My reservations in this case concern the level to which branding and product differentiation are important, particularly in the frequent flier / long haul markets. It may be that the most profitable segments of these markets are sensitive to branding and service differentiation, which would undermine the attractiveness of crowd sourcing from the supplier perspective?
My view is that the most likely outcome will be continued growth and dominance of the low-cost model, with a smaller but profitable ‘brand’ market since it seems that there are still plenty of people who value a recognised airline brand and are willing to pay.
Yes, very good. Rather naive and nothing new, but nonetheless. It has been said for some time (which may paraphrase what is being said here) “If you can’t make money flying from A to B, don’t fly from A to B”.

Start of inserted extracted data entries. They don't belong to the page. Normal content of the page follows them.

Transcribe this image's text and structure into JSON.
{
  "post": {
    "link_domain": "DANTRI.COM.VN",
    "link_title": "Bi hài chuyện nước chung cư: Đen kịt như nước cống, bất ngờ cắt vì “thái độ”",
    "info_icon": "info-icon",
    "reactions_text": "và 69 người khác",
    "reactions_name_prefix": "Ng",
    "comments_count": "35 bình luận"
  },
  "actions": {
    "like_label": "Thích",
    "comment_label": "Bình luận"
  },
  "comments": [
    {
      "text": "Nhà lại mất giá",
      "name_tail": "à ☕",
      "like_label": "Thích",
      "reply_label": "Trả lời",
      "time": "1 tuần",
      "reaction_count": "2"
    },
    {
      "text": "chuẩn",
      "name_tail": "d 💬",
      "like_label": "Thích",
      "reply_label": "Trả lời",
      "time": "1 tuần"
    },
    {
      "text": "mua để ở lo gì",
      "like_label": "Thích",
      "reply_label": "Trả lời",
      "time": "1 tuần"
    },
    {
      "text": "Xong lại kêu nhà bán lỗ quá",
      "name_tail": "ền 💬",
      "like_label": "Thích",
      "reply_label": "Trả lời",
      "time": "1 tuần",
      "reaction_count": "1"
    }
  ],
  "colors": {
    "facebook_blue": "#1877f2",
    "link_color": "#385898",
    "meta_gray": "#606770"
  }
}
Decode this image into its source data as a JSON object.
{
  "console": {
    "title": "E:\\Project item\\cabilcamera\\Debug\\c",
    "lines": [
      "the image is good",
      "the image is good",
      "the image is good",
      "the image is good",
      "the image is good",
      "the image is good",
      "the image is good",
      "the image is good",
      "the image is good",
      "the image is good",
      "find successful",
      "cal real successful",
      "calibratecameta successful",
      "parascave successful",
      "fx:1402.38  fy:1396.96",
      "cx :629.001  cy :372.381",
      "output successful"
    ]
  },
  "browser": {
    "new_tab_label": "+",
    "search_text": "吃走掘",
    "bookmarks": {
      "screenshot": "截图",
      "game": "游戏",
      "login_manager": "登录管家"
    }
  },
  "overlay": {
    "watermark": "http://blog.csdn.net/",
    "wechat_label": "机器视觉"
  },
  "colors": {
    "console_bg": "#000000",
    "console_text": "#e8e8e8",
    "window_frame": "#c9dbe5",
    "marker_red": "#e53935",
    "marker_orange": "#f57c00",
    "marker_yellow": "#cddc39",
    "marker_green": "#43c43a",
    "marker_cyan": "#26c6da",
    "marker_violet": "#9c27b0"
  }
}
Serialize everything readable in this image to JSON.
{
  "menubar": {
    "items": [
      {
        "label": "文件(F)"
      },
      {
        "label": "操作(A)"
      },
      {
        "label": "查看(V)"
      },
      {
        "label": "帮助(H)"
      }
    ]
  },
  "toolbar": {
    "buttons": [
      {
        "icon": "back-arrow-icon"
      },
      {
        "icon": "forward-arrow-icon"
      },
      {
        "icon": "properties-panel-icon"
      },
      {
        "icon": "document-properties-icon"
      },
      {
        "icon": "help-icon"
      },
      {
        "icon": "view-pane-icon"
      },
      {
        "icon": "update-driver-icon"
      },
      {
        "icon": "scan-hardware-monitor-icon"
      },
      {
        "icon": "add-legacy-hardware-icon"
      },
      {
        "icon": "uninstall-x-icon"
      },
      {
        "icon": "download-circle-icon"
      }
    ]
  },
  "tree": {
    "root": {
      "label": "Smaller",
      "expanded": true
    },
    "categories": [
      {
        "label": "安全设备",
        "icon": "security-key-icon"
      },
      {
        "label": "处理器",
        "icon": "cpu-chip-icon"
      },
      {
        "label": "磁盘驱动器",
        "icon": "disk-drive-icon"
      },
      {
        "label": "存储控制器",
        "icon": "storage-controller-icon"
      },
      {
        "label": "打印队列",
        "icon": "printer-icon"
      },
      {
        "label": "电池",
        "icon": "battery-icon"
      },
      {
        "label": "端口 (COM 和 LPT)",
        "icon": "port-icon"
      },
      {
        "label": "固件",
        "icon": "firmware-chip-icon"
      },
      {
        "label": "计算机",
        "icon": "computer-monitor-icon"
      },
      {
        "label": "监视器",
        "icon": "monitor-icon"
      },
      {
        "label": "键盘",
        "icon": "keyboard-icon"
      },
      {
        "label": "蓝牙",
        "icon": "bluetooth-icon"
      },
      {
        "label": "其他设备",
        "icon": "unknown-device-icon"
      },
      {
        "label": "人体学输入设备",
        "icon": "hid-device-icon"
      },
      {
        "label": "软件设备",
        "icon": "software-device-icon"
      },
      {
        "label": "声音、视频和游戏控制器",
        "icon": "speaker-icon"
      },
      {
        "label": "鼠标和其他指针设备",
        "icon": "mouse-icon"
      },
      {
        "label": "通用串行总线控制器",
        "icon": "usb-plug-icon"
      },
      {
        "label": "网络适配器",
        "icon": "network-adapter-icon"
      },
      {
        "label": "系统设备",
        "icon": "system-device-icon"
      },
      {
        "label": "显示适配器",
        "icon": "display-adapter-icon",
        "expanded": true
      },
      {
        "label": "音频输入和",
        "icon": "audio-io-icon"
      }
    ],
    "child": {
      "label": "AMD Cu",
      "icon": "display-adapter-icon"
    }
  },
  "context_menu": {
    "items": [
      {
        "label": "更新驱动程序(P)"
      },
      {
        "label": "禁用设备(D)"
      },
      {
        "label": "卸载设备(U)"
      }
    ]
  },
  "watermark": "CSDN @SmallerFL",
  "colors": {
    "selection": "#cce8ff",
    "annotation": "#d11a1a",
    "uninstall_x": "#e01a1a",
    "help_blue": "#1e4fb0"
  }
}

There is a major difference twixt a limited route, short haul operation which may cherry pick and a global air travel operation. It is rather silly to suggest otherwise. Further,it seems to fail to occur to many that air travel does not consist of flying from point A to point B. In case no-one had noticed, many of the (legacy) airlines fly globally (not just 2 hours down the road) and many of the travellers using those services need to be able to travel, not on a simple point to point ticket, but on a ticket that may span airlines, indeed, continents. This type of travel is, incidently, highly profitable.
Consequently, all the airline relaunches (as is SAS) have to accommodate a global travel solution rather than the rather simplistic outlook promulgated here. The method of selling and distributing air travel did not come about overnight – it evolved over a very long time period and, indeed, worked rather well – mainly because the fares charged were on balance, realistic. It was only when certain routes were cherry picked and someone decided that the Great Public had some inherent right to cheap air travel, that things went awry. True, this has left the legacy airlines with some big issues to tackle but to follow the suggestions mentioned here, which demonstrate a rather tenuous grasp on the reality of global air travel, would make such global air travel effectively unworkable.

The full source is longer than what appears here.